Immunity in Melanoma and Implications for Adjuvant Immunotherapy
Immunity to melanoma appears to be important for disease control in the adjuvant and advanced disease settings. Spontaneous regression of disease has been reported in patients with melanoma, suggesting a role for host immunity, indirectly supported by the pathological evidence for the presence of lymphoid infiltrates at primary melanoma associated with tumor regression. Host cellular immune responses within melanoma have potential prognostic and predictive significance. T cell infiltrates in primary melanoma have been suggested to be of prognostic significance,4
and T cell infiltrates within regional nodal metastases predicts benefit in patients treated with neoadjuvant IFN-α2b therapy.5–7
The quality of the host immune response has been shown to differ between earlier and more advanced disease settings. While T helper type 1 (Th1)-type CD4+
antitumor T-cell function appears to be critical to the induction and maintenance of antitumor cytotoxic T-lymphocyte (CTL) responses in vivo
, and Th2- or Th3/Tr-type CD4+
T-cell responses may subvert Th1-type cell mediated immunity yielding a microenvironment that facilitates disease progression, patients with active melanoma or renal cell carcinoma have been shown to display strong tumor antigen specific Th2-type polarization. On the other hand, normal donors and patients who were disease free following therapy demonstrate either strongly polarized mixed Th1-/Th2-type or str Th1-type responses to the same epitopes.8, 9
Therefore, host immune tolerance appears to be an impediment to the therapy of advanced disease, and this may be avoidable in the high-risk setting of operable disease, where the host susceptibility to immunologic interventions may be greater, and where IFN-α2b has demonstrated its significant impact upon melanoma relapse and survival.
Interferon-α in the Treatment of Melanoma
IFN-α was the first recombinant cytokine to be investigated clinically for the therapy of metastatic melanoma. Initial phase I-II studies yielded overall response rates of about 16% and about one third achieved complete and durable responses. Responses were observed as late as six months from initiation of therapy, and up to one third of the responses were durable. However, the median duration of response was only about four months.10–13
The use of IFN-α for adjuvant therapy of patients with melanoma is based on the hypothesis that micrometastatic disease is the source of future relapse, and less established in its induction of host tolerance of tumor. While patients with advanced metastatic melanoma display immunological tolerance, the adjuvant setting may be more susceptible to interventions designed to induce Th1 host-effector mechanisms to eradicate micrometastases.
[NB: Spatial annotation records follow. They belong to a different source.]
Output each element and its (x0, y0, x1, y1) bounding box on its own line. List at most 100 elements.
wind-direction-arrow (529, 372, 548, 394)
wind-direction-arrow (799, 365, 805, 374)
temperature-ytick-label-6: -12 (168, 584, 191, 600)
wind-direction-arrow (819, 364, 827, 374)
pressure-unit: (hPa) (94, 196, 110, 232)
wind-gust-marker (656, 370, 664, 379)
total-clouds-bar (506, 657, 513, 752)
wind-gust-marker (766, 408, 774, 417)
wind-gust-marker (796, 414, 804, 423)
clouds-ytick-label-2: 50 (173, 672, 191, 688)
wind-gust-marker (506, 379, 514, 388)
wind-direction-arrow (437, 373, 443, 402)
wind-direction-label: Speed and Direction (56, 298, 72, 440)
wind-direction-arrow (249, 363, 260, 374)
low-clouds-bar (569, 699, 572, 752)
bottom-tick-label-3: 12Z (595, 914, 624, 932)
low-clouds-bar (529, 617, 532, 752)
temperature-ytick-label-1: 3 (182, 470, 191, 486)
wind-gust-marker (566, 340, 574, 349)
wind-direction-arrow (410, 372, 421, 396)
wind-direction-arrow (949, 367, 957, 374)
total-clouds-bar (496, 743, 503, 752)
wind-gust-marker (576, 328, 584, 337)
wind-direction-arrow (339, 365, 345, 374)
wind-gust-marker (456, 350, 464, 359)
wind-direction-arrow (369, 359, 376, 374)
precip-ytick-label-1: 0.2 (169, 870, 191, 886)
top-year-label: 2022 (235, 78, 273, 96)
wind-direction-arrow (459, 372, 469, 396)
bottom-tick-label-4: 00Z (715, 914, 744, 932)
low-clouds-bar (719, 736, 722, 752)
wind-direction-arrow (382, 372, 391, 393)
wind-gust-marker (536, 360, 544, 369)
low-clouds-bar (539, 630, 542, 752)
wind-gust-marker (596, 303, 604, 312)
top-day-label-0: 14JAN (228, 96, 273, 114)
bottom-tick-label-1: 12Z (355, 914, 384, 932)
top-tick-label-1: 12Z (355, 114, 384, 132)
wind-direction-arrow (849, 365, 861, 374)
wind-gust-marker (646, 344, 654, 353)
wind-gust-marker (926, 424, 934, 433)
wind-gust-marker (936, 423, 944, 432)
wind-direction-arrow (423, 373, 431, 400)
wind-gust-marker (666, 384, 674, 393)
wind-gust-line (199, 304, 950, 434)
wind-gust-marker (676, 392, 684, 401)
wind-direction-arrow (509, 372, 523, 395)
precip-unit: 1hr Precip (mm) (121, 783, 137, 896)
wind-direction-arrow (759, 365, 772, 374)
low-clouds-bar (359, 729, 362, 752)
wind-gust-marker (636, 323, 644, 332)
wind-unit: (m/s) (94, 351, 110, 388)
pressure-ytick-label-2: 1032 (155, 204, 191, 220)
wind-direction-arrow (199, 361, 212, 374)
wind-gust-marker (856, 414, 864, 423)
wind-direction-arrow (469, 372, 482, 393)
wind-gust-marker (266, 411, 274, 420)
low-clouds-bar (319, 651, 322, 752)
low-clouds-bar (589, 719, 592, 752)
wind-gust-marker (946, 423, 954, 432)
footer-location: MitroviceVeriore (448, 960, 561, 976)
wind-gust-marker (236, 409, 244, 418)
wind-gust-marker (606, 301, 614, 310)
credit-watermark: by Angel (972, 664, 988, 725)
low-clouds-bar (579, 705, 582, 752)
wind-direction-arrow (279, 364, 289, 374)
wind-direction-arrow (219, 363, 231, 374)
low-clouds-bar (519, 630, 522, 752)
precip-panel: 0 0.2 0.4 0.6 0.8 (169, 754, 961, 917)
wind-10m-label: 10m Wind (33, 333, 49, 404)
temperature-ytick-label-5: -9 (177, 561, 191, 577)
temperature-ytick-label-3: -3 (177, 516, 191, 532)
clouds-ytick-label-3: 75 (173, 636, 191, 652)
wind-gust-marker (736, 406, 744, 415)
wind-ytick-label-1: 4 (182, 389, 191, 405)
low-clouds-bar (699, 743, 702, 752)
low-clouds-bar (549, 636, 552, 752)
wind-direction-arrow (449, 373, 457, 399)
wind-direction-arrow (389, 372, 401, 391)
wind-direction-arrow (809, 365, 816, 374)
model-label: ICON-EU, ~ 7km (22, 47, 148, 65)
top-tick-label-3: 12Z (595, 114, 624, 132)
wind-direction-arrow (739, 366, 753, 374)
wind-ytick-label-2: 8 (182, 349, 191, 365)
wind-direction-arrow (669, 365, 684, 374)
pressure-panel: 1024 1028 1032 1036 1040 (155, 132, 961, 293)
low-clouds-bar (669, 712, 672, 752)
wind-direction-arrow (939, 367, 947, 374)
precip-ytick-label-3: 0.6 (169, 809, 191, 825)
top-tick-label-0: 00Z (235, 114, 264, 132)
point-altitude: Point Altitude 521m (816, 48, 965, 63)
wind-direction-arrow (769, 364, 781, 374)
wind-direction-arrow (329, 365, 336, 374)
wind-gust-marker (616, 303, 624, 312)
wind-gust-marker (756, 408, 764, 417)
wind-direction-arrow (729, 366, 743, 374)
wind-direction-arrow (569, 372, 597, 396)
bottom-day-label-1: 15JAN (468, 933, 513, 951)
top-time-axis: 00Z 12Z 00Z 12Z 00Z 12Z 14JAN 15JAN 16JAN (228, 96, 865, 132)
Multiple IFN-α2b regimens, that may be categorized as high-dose, intermediate-dose, or low-dose regimens, have been evaluated as adjuvant therapy for intermediate/high-risk (T3–4, lymph node positive) surgically resected melanoma (). The only randomized controlled trials that have shown durable relapse-free survival (RFS) and overall survival (OS) impact have utilized the high-dose IFN-α2b regimen (HDI).14–16
A meta-analysis of 12 randomized trials of adjuvant IFN-α2b for high-risk melanoma confirmed a highly significant reduction in the odds of recurrence in patients treated with IFN compared to observation. The analysis also demonstrated evidence of increased benefit with increasing IFN dose and a trend for improved benefit with increasing total dose. This meta-analysis did not find a statistically significant OS benefit for IFN-α2b, although a larger individual patient data meta-analysis of 13 randomized trials showed a significant though small impact of IFN upon OS.17, 18
In this latter meta-analysis, there was statistically significant benefit for interferon (IFN) for both relapse-free survival (RFS) (OR = 0.87, CI = 0.81–0.93, P
= 0.00006) and overall survival (OS) (0.9, 0.84–0.97, P
= 0.008). This survival advantage translates into an absolute benefit of about 3% (CI 1%–5%) at 5 years. This analysis did not, however, clarify whether there is an optimal (high, intermediate or low) dose of IFN.18
Published Clinical Trials of Adjuvant IFN-α for Intermediate/High-risk (T3-4, Lymph Node Positive) Surgically Resected Melanoma
Adjuvant High-dose IFN-α2b (HDI) for High-risk Resected Melanoma
Since 1984, three national cooperative group studies have evaluated the benefit of high-dose IFN (HDI) as adjuvant therapy for resectable high-risk cutaneous melanoma. These included patients with regional lymph node metastases (T1–4, N1, M0) and primary localized deep melanomas (T4, N0, M0) that have a 5-year postsurgical relapse rate of more than 40–50%.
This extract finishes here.